Lines 251-253: This text is best reserved for the figure caption – please move there if not already. This text is just describing the figure, not the science.
Figure 3: It would be good to see the full distribution of MCC scores for the 100 RFs plotted as error bars, akin to a 95% confidence interval. Are the MCC values truly indifferent statistically? (it is hard to tell but maybe this detail is plotted as light blue lines? If so, please try and make these lines clearer so they can be discerned and provide a description in the figure caption)
Lines 273-274: What is meant by “calibration experiments”? Are you just evaluating the model’s ability to detect storms over the testing period for which it was trained? It is to be expected that POD will be high and FAR low.

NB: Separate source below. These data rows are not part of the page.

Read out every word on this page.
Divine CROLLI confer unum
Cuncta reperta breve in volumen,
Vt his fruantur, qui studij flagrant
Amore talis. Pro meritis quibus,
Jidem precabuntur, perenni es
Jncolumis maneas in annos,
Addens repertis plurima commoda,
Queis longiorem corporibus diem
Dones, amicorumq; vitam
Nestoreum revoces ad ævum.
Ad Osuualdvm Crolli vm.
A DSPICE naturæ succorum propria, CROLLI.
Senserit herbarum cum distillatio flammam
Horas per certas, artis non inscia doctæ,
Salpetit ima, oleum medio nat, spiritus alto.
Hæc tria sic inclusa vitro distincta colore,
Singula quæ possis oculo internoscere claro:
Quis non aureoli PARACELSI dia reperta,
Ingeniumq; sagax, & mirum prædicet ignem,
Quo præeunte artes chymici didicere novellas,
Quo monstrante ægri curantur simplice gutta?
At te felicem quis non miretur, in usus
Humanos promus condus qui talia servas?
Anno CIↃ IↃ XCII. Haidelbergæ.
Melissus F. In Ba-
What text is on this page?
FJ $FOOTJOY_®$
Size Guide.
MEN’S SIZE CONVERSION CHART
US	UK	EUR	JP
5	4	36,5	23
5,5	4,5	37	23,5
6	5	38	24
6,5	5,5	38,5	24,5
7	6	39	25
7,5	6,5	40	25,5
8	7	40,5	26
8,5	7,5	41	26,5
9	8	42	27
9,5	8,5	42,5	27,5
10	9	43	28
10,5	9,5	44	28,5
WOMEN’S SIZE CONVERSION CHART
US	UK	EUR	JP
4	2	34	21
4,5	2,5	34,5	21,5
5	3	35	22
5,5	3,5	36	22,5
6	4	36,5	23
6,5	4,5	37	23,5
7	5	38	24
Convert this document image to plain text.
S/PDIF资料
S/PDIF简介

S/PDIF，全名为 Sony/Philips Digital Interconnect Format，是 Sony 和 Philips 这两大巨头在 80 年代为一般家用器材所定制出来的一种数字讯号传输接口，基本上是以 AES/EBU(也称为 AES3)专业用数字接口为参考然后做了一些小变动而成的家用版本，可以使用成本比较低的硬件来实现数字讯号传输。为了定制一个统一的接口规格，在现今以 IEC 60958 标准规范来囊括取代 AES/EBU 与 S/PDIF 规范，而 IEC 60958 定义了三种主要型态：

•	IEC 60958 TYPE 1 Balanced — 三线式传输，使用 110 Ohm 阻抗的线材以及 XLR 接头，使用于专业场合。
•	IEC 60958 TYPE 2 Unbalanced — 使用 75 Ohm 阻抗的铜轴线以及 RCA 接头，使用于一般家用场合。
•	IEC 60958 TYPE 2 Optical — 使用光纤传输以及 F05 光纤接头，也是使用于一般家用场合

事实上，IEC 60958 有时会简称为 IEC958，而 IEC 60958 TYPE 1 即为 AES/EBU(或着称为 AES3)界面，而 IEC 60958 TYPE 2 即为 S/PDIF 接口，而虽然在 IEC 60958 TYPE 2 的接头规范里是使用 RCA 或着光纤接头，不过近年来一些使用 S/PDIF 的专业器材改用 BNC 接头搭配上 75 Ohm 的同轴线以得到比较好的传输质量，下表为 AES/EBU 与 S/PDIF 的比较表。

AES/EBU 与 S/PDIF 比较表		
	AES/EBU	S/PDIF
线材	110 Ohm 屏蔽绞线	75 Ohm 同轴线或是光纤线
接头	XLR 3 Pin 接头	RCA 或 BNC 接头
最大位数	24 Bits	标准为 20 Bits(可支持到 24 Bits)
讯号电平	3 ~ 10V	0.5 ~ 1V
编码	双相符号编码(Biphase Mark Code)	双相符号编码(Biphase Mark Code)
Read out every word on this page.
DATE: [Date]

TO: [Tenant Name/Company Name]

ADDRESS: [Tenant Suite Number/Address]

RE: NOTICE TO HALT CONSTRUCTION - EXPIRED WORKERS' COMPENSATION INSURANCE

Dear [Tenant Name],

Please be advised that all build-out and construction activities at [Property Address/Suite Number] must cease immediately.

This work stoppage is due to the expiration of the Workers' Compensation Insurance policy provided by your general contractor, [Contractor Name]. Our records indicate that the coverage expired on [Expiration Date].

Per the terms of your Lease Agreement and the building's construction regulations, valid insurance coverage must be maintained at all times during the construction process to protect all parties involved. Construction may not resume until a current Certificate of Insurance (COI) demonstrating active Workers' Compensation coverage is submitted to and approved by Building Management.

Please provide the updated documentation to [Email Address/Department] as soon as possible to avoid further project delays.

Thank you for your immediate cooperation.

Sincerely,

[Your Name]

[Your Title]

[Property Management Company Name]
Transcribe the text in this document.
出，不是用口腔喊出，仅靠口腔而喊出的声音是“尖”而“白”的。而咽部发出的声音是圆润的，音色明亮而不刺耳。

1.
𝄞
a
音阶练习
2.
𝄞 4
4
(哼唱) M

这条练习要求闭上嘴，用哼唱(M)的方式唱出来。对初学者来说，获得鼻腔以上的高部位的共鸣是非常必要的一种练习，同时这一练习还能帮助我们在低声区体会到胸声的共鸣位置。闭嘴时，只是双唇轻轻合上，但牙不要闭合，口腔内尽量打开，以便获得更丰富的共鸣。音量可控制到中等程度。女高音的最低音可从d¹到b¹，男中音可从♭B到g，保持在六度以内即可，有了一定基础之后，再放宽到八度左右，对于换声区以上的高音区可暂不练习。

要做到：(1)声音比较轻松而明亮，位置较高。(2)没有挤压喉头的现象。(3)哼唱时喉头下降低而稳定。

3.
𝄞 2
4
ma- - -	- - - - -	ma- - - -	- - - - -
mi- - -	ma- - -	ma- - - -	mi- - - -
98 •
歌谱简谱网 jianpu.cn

Line 283-284: Isn’t a missed track by definition lower probability? Aren’t hits/misses defined by probabilities greater than or less than 50%? These box plots in Figure 5b are being more or less constrained by the methods used, and don’t necessarily provide much scientific reasoning for “FA are less likely to happen than hits”. The authors should reconsider the usefulness of this analysis in regard to their methodological choices.
Lines 320-322: As mentioned earlier, they are also prescribed by the authors, so these results are not extremely surprising. See major comment above.
Lines 348-349: This information is once again best reserved for the figure caption.
Figure 10: This is an excellent figure that clearly demonstrates how the RFs are learning the relevance of each predictor to drive the yes/no predictions.